Grantham is dumbstruck by the massive American hollies by the Conservatory. “I had never been to a garden. I was totally mesmerized,” he recalls.
Is there anyone who doesn’t believe in the power of childhood experiences, even fleeting ones? Talking to Grantham, a horticulturist, field botanist, and biologist who’s now 60, is to be reminded that youthful passions can be sparked at any moment, often with unwitting parental influence, and that sometimes, the excitement lasts a lifetime.
So it’s been with Grantham, who retired in January after a long career that began “on a whim” at Longwood. He applied for a job there one week after graduating from the University of Georgia, where he’d studied humanities. “I could have taught Shelley or Keats but I thought, ‘I’m done with that,’?” he says.
For five years at Longwood, he experimented with plants collected around the world, including the now-famous New Guinea impatiens, and taught ornithology. He also established a bird-nesting program that still delights visitors today. “Horticulture became a real interest, but I also had this interest in birds and was trying to make the connection between birds and plants,” Grantham says.
He then spent 24 years with the National Audubon Society, working on wetlands and other habitat issues at the society’s nature centers and bird sanctuaries in the West and South and promoting gardening for wildlife, a concept that only now is growing in popularity. He also spent a good chunk of his career with the California Condor Recovery Program of the U.S. Fish and Wildlife Service, eventually becoming its coordinator.
Throughout, this marriage of interests — birds and plants — has been remarkably regret-free. “I wish I could start all over again,” Grantham says.
In retirement, he kind of is. He’s experimenting in his own garden in Ojai, Calif., with hummingbird-pollinated plants, such as salvia and penstemon, to see which produce the most nectar, how much sugar the nectar contains, and which plant species are favorites of which hummingbirds.
“Just for fun,” he says.
Fun — and purple martins — brought Grantham back to Longwood in early May to the Idea Garden, where he donated and installed some vintage martin houses, now restored, that he was given as a teenager. Also, he has the time now, and he wanted to do something for a place that was so important to his career.

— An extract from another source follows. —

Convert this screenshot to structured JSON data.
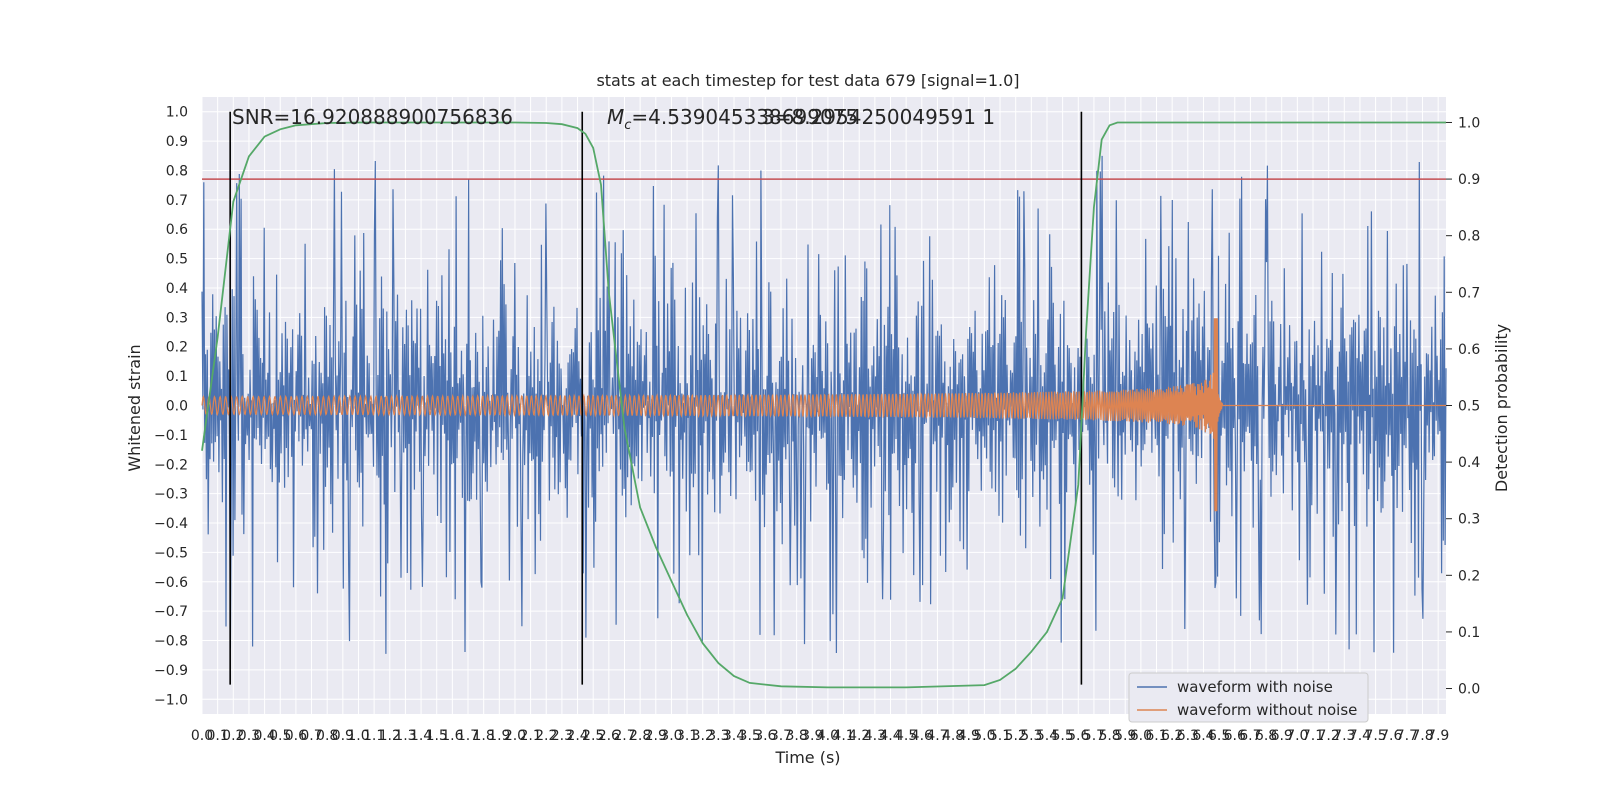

Siting bird houses may sound simple, but with purple martins, it’s tricky. They like their houses set atop poles 30 to 100 feet from human housing, and painted white to reflect heat and offset male courtship display. They don’t like wires nearby, or vines or shrubs around the pole.
Even with all that, a safe nest is no sure thing. English house sparrows and European starlings often commandeer martin houses, while predator squirrels, snakes, raccoons, hawks, crows, and owls have been known to reach inside and grab eggs and birds.
Overall, the martin population in North America has been stable over the last 40 years, but parts of Canada and the United States, including New England, the Great Lakes region, and Pennsylvania, are seeing a decline, according to John Tautin, executive director of the 5,000-member Purple Martin Conservation Association, based in Erie, Pa. Noticeably fewer birds are returning to previous nesting sites or venturing in at all. Possible reasons include adverse weather conditions, habitat loss, pesticide use, and the fact that young people aren’t showing the kind of interest in martins that Grantham developed early on.
Like other fans of this chatty, darkly iridescent bird, Grantham is captivated by the idea that “martins need people and are very comfortable with them.”
In the eastern United States, the purple martin is unique in that need. It no longer nests normally in the wild, in abandoned woodpecker holes in trees; it depends entirely on humans to provide nesting space, thanks to events that happened thousands of years ago.
Native Americans began attracting martins with gourd houses because they were fun to watch and they controlled harmful flying insects, such as wasps, drone bees, and beetles. This practice of providing what amounts to unnatural nesting space — ornithologists call the trend “tradition shift” — was later adopted by European colonists, and continues to fascinate enthusiasts.
“This is a bird that will nest right in your backyard. People love the intimacy. These birds bring a lot of life to the site, they’re flying around, they’re singing, coming and going, feeding their young — all this action you get in your back yard if you have a colony,” says Tautin, whose association is trying to encourage more gardeners and birders to install martin houses. (For information, go to www.purplemartin.org)
No encouragement was needed at Longwood, which — in addition to its growing martin colony — hosts about 200 boxes for Eastern bluebirds, wood ducks, screech owls, bats, and other fliers that, unlike martins, also nest in the wild. Volunteers maintain the boxes, lead bird walks, and share the best time to look for martins with visitors: Right now, as the birds build their nests, that’s in the morning, although if it’s cold or rainy, there are fewer insects about and thus, less martin activity.
During his recent visit, Grantham clearly enjoyed seeing how the bird program he started decades ago has flourished. Something else was worth celebrating, too: It was here, in this famous garden, that his career took flight.